By Erin Freeman | Lynnwood Times Staff
At its April 27 business meeting, the Lynnwood City Council began their virtual meeting by honoring their Executive Assistant Beth Morris, who is retiring from her position after 14 years of service.
The councilmembers took turns thanking Morris for her lasting impression on the Lynnwood community.
“I want to thank Beth from the bottom of my heart for everything she has done for us, for the people of this city and the employees of the city,” said Councilmember Ruth Ross.
“There’s a terminology in ethos that comes to mind when I think of Beth… it’s this thing called gracious professionalism,” followed Councilmember Ian Cotton. “I don’t think I could think of anybody more than Beth who embodies a gracious professional, someone who is always sharp and always on point, always knows what she’s doing but is always incredibly gracious with those who sometimes aren’t.”
Morris responded to the praise, saying that “sometimes feelings go beyond words, but I’m going to try. Over the past few weeks, the outpouring of calls, emails and texts I have received has been overwhelming. To say they made me feel loved, valued and appreciated is an understatement. It’s been a pleasure working with Mayor Smith, the Lynnwood team, the volunteers, community members and stakeholders. To all of you that I’ve worked alongside, thank you for the memories.”
When Morris announced her retirement earlier this year, the council started searching for a new executive assistant. However, because of the COVID-19 pandemic, the recruitment process has been postponed until further notice. In the meantime, Interim City Clerk Karen Fitzthum has put together a team of city employees that will be working to complete Morris’s tasks.
Later that evening, the council received an update on the city’s response to COVID-19 from Lynnwood Police Commander Chuck Steichen.
Over the next two weeks, Steichen and his team will be developing a plan for the gradual reintroduction of department services. Steichen says that although it’s a deliberate process that could take up to a month to begin to be implemented, he wants to have an established procedure in place for each department.

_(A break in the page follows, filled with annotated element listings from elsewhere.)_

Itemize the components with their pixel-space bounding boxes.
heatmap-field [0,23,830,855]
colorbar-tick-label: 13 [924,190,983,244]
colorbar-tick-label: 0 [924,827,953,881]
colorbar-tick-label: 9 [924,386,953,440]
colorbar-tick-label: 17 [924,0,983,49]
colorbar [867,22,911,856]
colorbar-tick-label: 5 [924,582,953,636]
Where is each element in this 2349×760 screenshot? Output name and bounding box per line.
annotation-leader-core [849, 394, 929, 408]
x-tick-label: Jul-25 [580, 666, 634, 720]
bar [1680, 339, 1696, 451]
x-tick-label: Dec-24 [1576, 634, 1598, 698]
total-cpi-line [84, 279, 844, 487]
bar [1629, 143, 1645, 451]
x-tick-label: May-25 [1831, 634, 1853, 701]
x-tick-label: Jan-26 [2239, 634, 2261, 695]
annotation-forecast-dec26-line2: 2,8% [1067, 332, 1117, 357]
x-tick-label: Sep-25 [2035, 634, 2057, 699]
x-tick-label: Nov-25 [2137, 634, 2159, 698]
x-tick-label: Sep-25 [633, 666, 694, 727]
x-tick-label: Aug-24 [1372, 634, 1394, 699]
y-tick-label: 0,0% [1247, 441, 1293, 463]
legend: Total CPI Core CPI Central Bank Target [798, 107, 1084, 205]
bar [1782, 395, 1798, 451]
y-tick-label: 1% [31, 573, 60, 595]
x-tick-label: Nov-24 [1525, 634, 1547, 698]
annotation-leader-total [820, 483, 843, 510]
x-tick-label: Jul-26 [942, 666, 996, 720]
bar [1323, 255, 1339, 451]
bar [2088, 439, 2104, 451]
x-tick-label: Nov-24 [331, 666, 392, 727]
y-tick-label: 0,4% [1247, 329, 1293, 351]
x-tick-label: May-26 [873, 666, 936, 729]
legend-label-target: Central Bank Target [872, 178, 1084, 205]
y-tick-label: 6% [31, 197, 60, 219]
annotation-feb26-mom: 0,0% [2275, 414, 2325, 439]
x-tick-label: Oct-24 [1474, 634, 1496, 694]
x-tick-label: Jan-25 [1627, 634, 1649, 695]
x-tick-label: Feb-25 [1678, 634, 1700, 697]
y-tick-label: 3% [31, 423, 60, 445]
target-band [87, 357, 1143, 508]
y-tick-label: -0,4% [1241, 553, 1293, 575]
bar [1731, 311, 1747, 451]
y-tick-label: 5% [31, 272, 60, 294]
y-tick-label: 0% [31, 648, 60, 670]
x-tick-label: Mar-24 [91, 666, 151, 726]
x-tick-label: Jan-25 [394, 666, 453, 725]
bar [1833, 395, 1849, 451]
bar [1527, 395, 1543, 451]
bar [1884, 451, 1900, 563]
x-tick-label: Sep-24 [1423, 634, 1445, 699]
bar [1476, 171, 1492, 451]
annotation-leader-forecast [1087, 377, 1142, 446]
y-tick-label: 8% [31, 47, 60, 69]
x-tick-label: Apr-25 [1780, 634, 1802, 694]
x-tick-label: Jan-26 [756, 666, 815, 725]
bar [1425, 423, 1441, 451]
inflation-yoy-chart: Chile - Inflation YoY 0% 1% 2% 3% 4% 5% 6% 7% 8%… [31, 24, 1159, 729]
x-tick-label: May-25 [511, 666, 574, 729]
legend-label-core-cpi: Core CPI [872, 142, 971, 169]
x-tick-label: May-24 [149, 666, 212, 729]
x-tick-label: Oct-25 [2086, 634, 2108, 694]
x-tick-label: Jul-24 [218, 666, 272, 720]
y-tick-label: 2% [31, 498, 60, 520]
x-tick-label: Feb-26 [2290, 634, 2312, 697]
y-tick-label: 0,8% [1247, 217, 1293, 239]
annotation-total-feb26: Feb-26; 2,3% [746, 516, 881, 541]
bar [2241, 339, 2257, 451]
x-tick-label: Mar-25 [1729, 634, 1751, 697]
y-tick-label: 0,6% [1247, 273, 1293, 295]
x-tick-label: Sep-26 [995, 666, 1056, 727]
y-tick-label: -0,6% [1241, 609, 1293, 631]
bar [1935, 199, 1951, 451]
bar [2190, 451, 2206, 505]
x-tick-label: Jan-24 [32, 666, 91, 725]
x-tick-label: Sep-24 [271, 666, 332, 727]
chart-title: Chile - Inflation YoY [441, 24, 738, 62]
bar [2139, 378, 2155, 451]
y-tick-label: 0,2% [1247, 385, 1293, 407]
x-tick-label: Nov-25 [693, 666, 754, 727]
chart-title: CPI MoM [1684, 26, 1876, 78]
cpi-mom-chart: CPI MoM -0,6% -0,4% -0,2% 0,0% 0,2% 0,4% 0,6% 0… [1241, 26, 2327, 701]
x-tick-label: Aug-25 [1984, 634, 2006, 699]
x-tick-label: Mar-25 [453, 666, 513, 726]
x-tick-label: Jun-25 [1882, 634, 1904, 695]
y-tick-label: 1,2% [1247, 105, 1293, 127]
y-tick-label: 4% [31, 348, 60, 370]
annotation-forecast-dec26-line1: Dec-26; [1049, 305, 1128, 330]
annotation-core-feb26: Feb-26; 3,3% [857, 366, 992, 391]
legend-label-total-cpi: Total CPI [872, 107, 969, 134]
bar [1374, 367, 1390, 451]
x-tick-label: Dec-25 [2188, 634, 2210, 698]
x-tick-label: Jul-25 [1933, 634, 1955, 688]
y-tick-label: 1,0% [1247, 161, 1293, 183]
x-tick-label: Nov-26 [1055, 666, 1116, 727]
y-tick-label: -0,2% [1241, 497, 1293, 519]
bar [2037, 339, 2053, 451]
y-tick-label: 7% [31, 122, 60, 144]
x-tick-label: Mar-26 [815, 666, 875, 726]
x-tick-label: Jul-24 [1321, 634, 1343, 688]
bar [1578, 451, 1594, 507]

“We’re going to come up with our plans of what that looks like on our end, so when we start getting those orders, we’re ready to move and we know exactly how we’re going to do it, explained Steichen. “That’s our plan for this week and next- just to solidify those plans with each department and have it in place.”
David Kleitsch from the city’s Development and Business Services (DBS) followed Steichen’s briefing, to explain the DBS’s outward response to their customers and the business community.
Kleitsch said that throughout the pandemic, the DBS has received a decreased volume of customers contacting them but told the council that this is correlated with their increased substance of external communication.
“We did some important things early on with regards to communications,” explained Kleitsch. “There’s been a lot of information that people got early on…and we connected people to where they need to be.”
To improve efficiency for their customers, DBS revised their communication mediums so that people could receive a quicker answer to their questions. Those who call their phone line are now connected with a person, rather than an electronic response. They’ve also set up an automated email reply system that responds to customers with all of DBS’s immediate protocols, current workflow model, and how they could reach someone directly. Kleitsch explained that they also went into auto-notification on all permits and inspections, to stay connected with customers about where their specific projects are at in their process.
“Thank you, Director Kleitsch, for the briefing and please extend our thanks to your staff for all their help to keep things moving,” responded councilmember Cotton.
The next Lynnwood City Council Business Meeting will be held electronically on May 11 at 7 p.m. and can be accessed online at www.LynnwoodWA.gov/LIVE.